Another signed affidavit came from Ronald Villanueva, who actually was sitting in and overheard the conversation between Karner and Rivera. “I was shocked and I wondered if she knew I was a foreign graduate nurse,” he wrote.

A third declaration came from from Chris Hanks, who was the Director of Critical Care from 2008 to 2009 and reported directly to Karner. Hanks was alarmed when told point blank “you are not to hire any Filipino nurses.”  Hanks challenged Karner at their weekly meetings, until he was Karner told him, “The Filipinos are always related , or know each other, and that’s not good. You’re not to hire them.”

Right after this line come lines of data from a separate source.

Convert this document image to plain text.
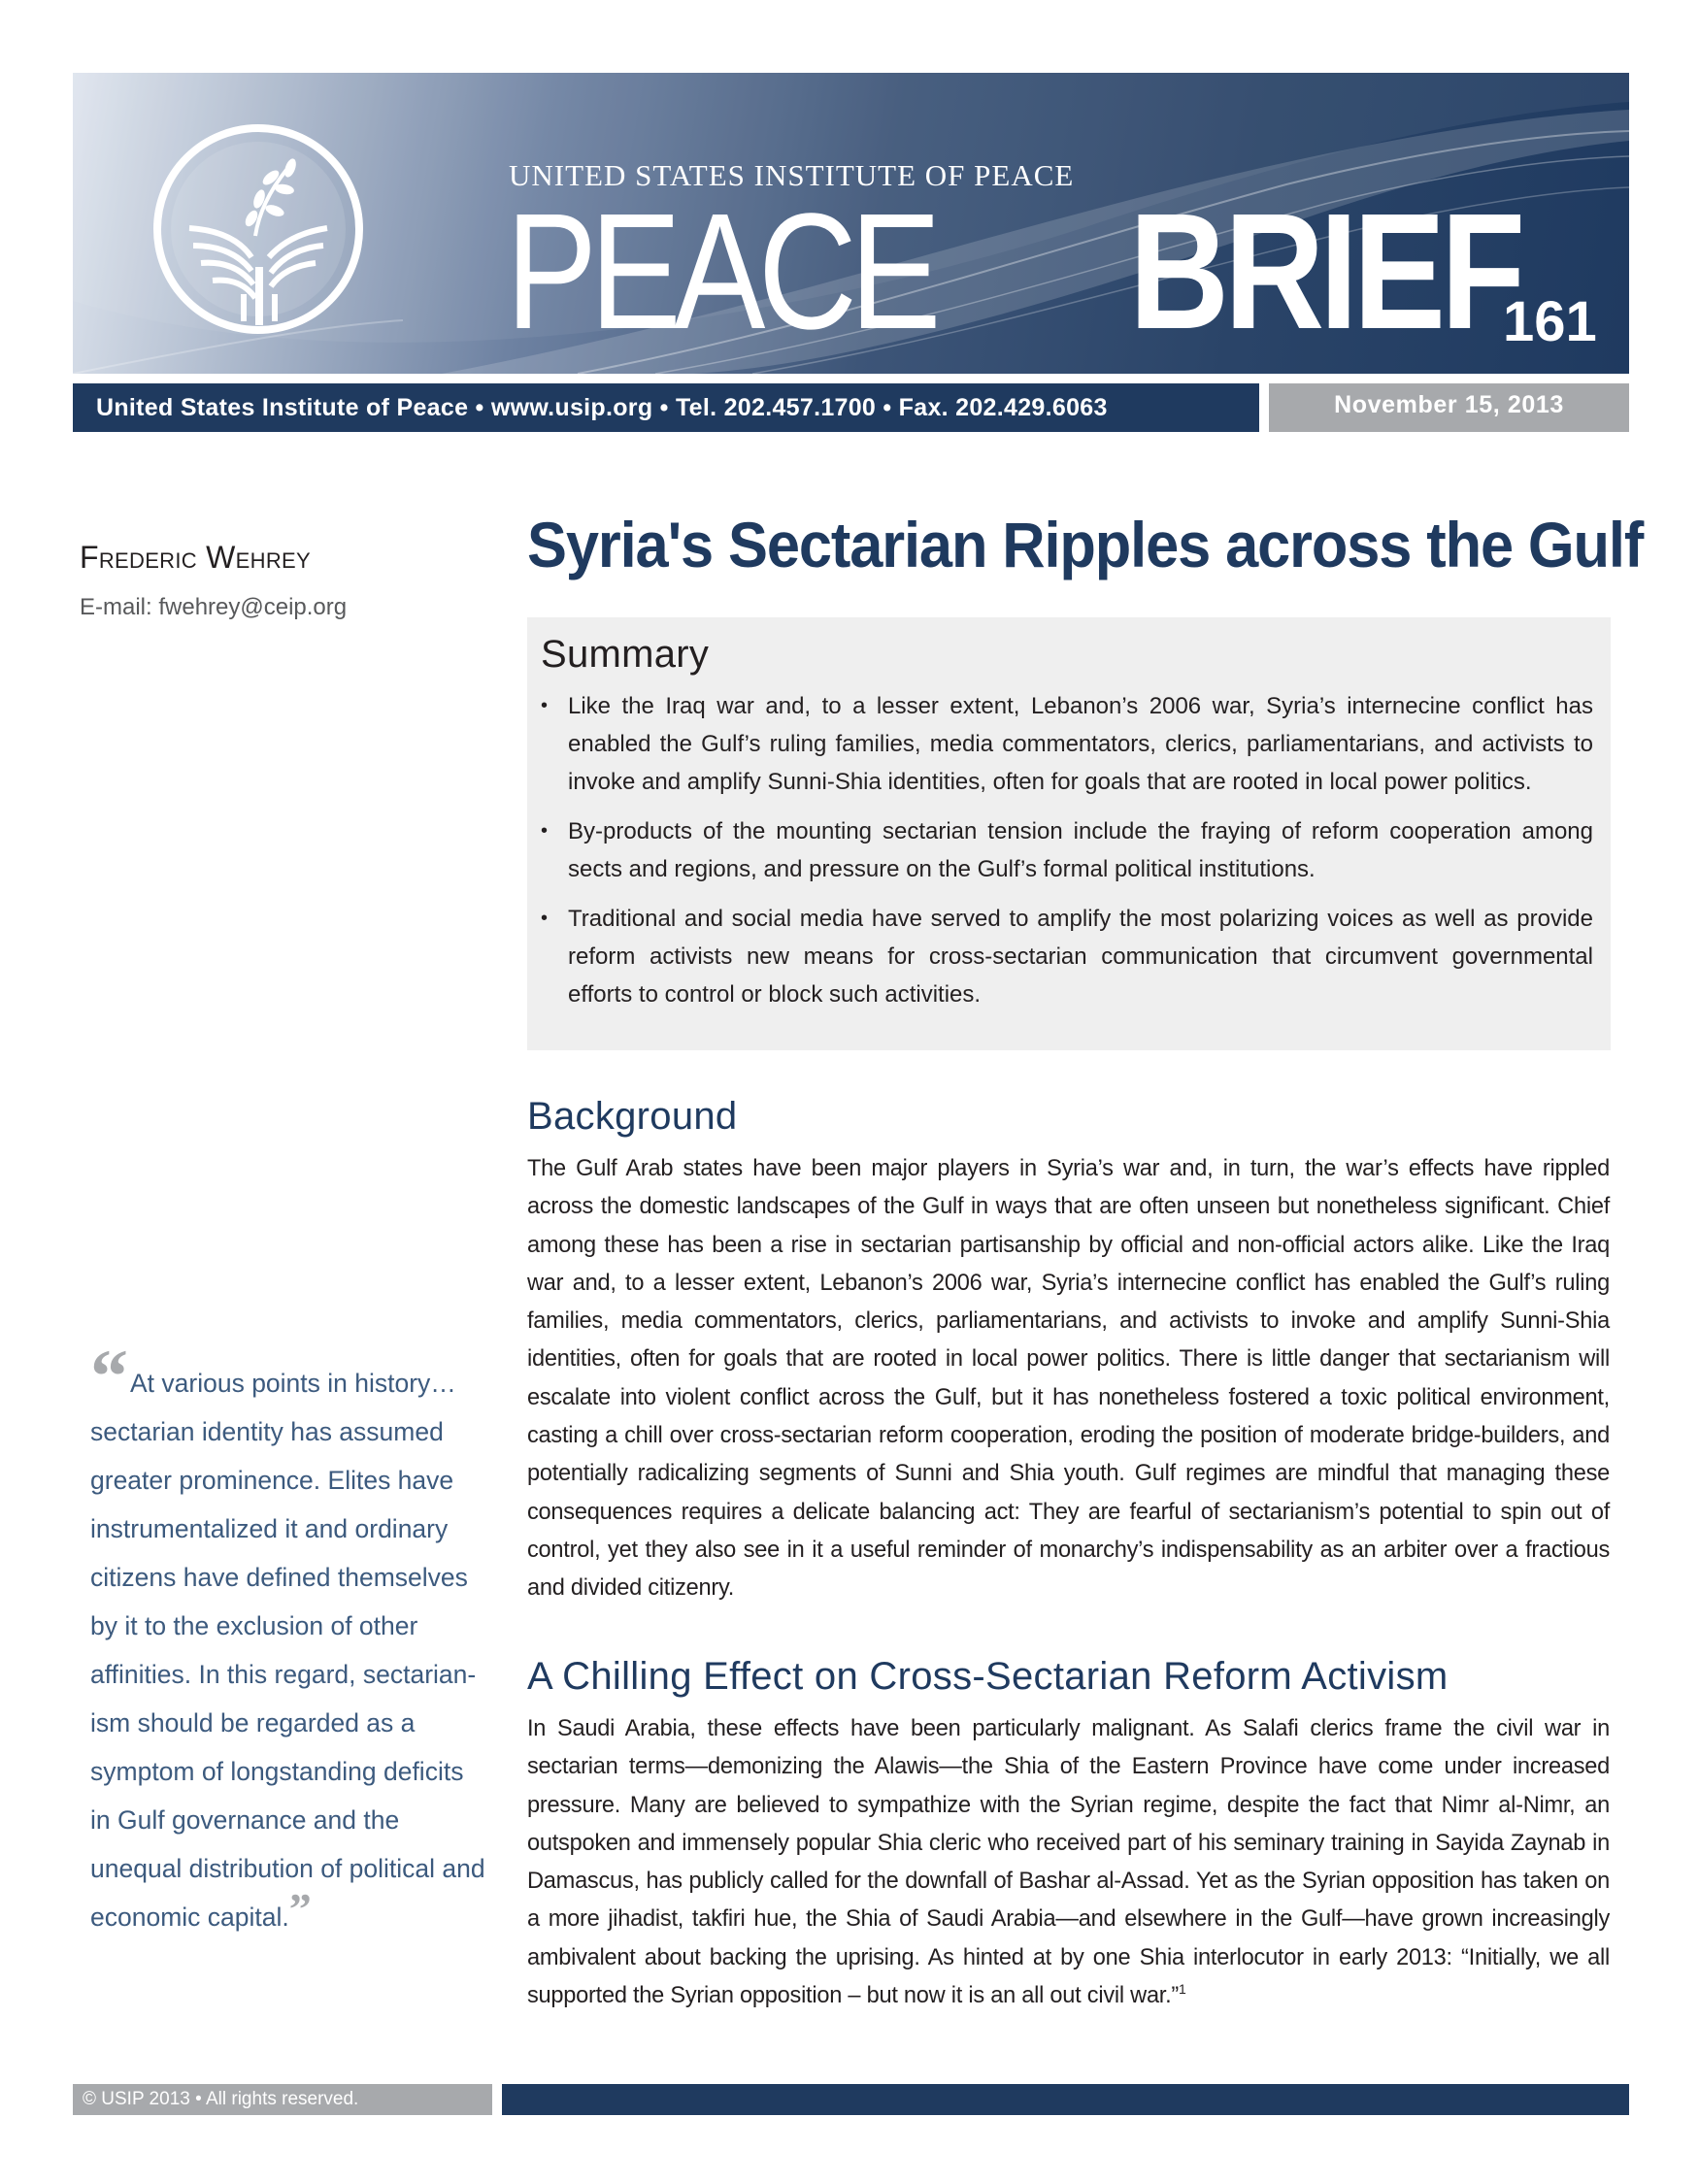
UNITED STATES INSTITUTE OF PEACE
PEACE BRIEF
161
United States Institute of Peace • www.usip.org • Tel. 202.457.1700 • Fax. 202.429.6063	November 15, 2013
Frederic Wehrey
E-mail: fwehrey@ceip.org
“At various points in history… sectarian identity has assumed greater prominence. Elites have instrumentalized it and ordinary citizens have defined themselves by it to the exclusion of other affinities. In this regard, sectarian-ism should be regarded as a symptom of longstanding deficits in Gulf governance and the unequal distribution of political and economic capital.”
Syria's Sectarian Ripples across the Gulf
Summary
• Like the Iraq war and, to a lesser extent, Lebanon’s 2006 war, Syria’s internecine conflict has enabled the Gulf’s ruling families, media commentators, clerics, parliamentarians, and activists to invoke and amplify Sunni-Shia identities, often for goals that are rooted in local power politics.
• By-products of the mounting sectarian tension include the fraying of reform cooperation among sects and regions, and pressure on the Gulf’s formal political institutions.
• Traditional and social media have served to amplify the most polarizing voices as well as provide reform activists new means for cross-sectarian communication that circumvent governmental efforts to control or block such activities.
Background

The Gulf Arab states have been major players in Syria’s war and, in turn, the war’s effects have rippled across the domestic landscapes of the Gulf in ways that are often unseen but nonetheless significant. Chief among these has been a rise in sectarian partisanship by official and non-official actors alike. Like the Iraq war and, to a lesser extent, Lebanon’s 2006 war, Syria’s internecine conflict has enabled the Gulf’s ruling families, media commentators, clerics, parliamentarians, and activists to invoke and amplify Sunni-Shia identities, often for goals that are rooted in local power politics. There is little danger that sectarianism will escalate into violent conflict across the Gulf, but it has nonetheless fostered a toxic political environment, casting a chill over cross-sectarian reform cooperation, eroding the position of moderate bridge-builders, and potentially radicalizing segments of Sunni and Shia youth. Gulf regimes are mindful that managing these consequences requires a delicate balancing act: They are fearful of sectarianism’s potential to spin out of control, yet they also see in it a useful reminder of monarchy’s indispensability as an arbiter over a fractious and divided citizenry.

A Chilling Effect on Cross-Sectarian Reform Activism

In Saudi Arabia, these effects have been particularly malignant. As Salafi clerics frame the civil war in sectarian terms—demonizing the Alawis—the Shia of the Eastern Province have come under increased pressure. Many are believed to sympathize with the Syrian regime, despite the fact that Nimr al-Nimr, an outspoken and immensely popular Shia cleric who received part of his seminary training in Sayida Zaynab in Damascus, has publicly called for the downfall of Bashar al-Assad. Yet as the Syrian opposition has taken on a more jihadist, takfiri hue, the Shia of Saudi Arabia—and elsewhere in the Gulf—have grown increasingly ambivalent about backing the uprising. As hinted at by one Shia interlocutor in early 2013: “Initially, we all supported the Syrian opposition – but now it is an all out civil war.”$^1$

© USIP 2013 • All rights reserved.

Karner the VP of nursing didn’t return my telephone call.

Kevin McCormack, of CPMC’s media relations said she was out of the office and unavailable. What did he think of a ban on hiring Filipino nurses? “That would be illegal,” he said. “You can’t ban hiring specific groups.”

He called it “ridiculous” and implied it was a stunt by C N A to fan the ongoing labor dispute with CPMC.

“We have a long history of hiring Filipino nurses on all our campuses, including St.Luke’s, and we are still hiring them,” McCormack read from CPMC’s official statement. “We have many RNs at our St. Luke’s campus who are Filipino and know how extraordinary they are. To say we are imposing quotas on them is outrageous.”

It is outrageous, but the numbers don’t lie.

The Filipino nursing staff at St.Luke’s is shrinking and it is such a precipitous drop that it can’t just be by accident or happenstance.